KARACHI: More than three-quarters of people living with diabetes in Pakistan, or around 79 per cent, only find out they have the chronic disease after developing complications, says a global study released by the International Diabetes Federation (IDF) on the eve of the World Diabetes Day on Monday.
According to experts, currently more than 33 million people are living with diabetes in Pakistan, home to the highest number of adult population affected by the chronic disease in the world.
Under the study, IDF researchers collected data from people living with diabetes across Africa, Asia, Europe and South America to understand the level of awareness and impact of diabetes-related complications.
The survey reveals that almost all (97 per cent) of those surveyed in Pakistan had experienced one or more diabetes complications, with over a quarter (26 per cent) having experienced heart disease as one of them.
According to the study, diabetes-related complications can be serious and, in some cases, life-threatening. They include damage to the heart, eyes, kidneys and feet.
“The risk of complications places significant stress on people living with diabetes as more than two-fifths (43 per cent) of respondents in Pakistan say they worry most days about developing diabetes-related complications,” it says.
The risk of complications, it emphasises, could be significantly reduced through early detection, timely treatment and informed self-care.
When asked about preventing their complications, nine in 10 respondents (94 per cent) in Pakistan believed they could have done more while four-fifths (83 per cent) thought their healthcare provider could have done more.
Commenting on the research findings, Prof Abdul Basit, director of the Baqai Institute of Diabetology & Endocrinology, said: “Complications are affecting the lives of too many people living with diabetes in Pakistan. More needs to be done to improve diabetes awareness and provide education to support the early detection and management of complications. What we have learned offers a stark reminder that diabetes often goes undetected until one or more complications have occurred.”
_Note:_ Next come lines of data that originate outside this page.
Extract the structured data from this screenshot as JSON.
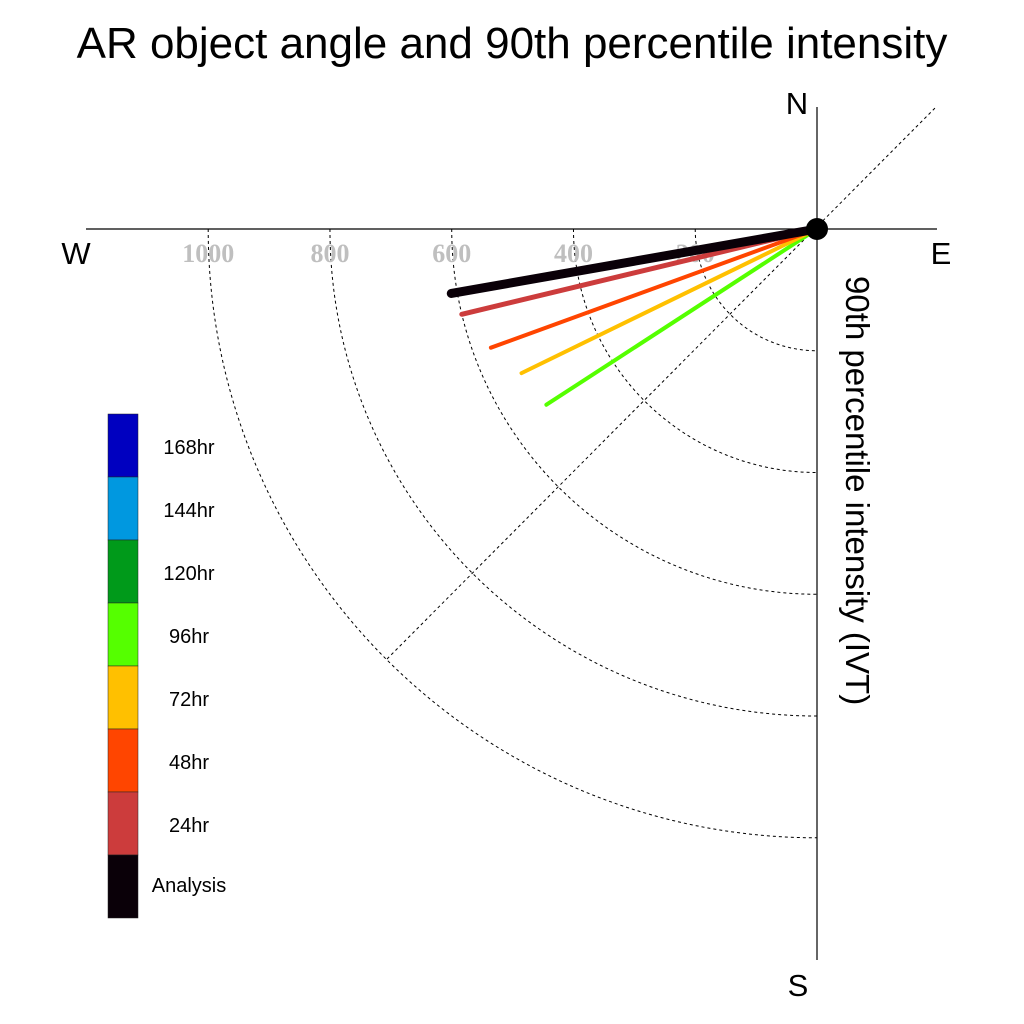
{
  "chart_data": {
    "type": "polar-quadrant",
    "title": "AR object angle and 90th percentile intensity",
    "radial_label": "90th percentile intensity (IVT)",
    "compass": {
      "north": "N",
      "south": "S",
      "east": "E",
      "west": "W"
    },
    "radial_ticks": [
      {
        "value": 200,
        "label": "200"
      },
      {
        "value": 400,
        "label": "400"
      },
      {
        "value": 600,
        "label": "600"
      },
      {
        "value": 800,
        "label": "800"
      },
      {
        "value": 1000,
        "label": "1000"
      }
    ],
    "r_max": 1150,
    "grid": true,
    "series": [
      {
        "name": "Analysis",
        "color": "#0a0008",
        "intensity": 610,
        "angle_below_west_deg": 10,
        "width": 9
      },
      {
        "name": "24hr",
        "color": "#cc3c3c",
        "intensity": 600,
        "angle_below_west_deg": 13.5,
        "width": 5
      },
      {
        "name": "48hr",
        "color": "#ff4500",
        "intensity": 570,
        "angle_below_west_deg": 20,
        "width": 4
      },
      {
        "name": "72hr",
        "color": "#ffc000",
        "intensity": 540,
        "angle_below_west_deg": 26,
        "width": 4
      },
      {
        "name": "96hr",
        "color": "#55ff00",
        "intensity": 530,
        "angle_below_west_deg": 33,
        "width": 4
      }
    ],
    "legend": {
      "placement": "left",
      "entries": [
        {
          "label": "168hr",
          "color": "#0000c0"
        },
        {
          "label": "144hr",
          "color": "#0098e0"
        },
        {
          "label": "120hr",
          "color": "#009a1a"
        },
        {
          "label": "96hr",
          "color": "#55ff00"
        },
        {
          "label": "72hr",
          "color": "#ffc000"
        },
        {
          "label": "48hr",
          "color": "#ff4500"
        },
        {
          "label": "24hr",
          "color": "#cc3c3c"
        },
        {
          "label": "Analysis",
          "color": "#0a0008"
        }
      ]
    }
  }
}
He underscored the need for getting the right information and care that could significantly reduce the risk of complications.
Furthermore, Prof Basit shared, there were several steps that people at risk of developing type 2 diabetes could take to delay or prevent the onset of the condition altogether. “The key is to know your level of risk, know what you should be looking for and know how to respond.”
According to the IDF, there are several risk factors that increase the chance of developing type 2 diabetes. These include positive family history, weight, age, ethnicity, inactivity, and diabetes during pregnancy, some of which can be reduced through healthy eating habits and increased physical activity.
Improving understanding and awareness of the risk factors is therefore important to support prevention, early diagnosis and timely treatment.
Type 2 diabetes, which accounts for over 90 per cent of all cases of diabetes, often develops silently, with symptoms that may go unnoticed. As a result, many people with the condition, more than 50 per cent in some countries, are not diagnosed and, as the research suggests, complications are already present when diabetes is diagnosed.
Unfortunately, despite the prevalence of diabetes-related complications in Pakistan, over a third (34 per cent) of those living with diabetes in the country didn’t receive information about complications at the point of diagnosis. The most common complications experienced in Pakistan were foot (55 per cent), eye (57 per cent), and oral health (53 per cent) problems.
“For those without access to the right support, diabetes and its complications can seriously impact day-to-day life and even become life-threatening. That is why the IDF is committed to improving awareness of how best to manage the condition, helping people with diabetes to understand their risk and improving access to the best available care,” Prof Basit said.
Healthcare professionals must be equipped with the knowledge and resources to diagnose diabetes early and provide appropriate support, he added.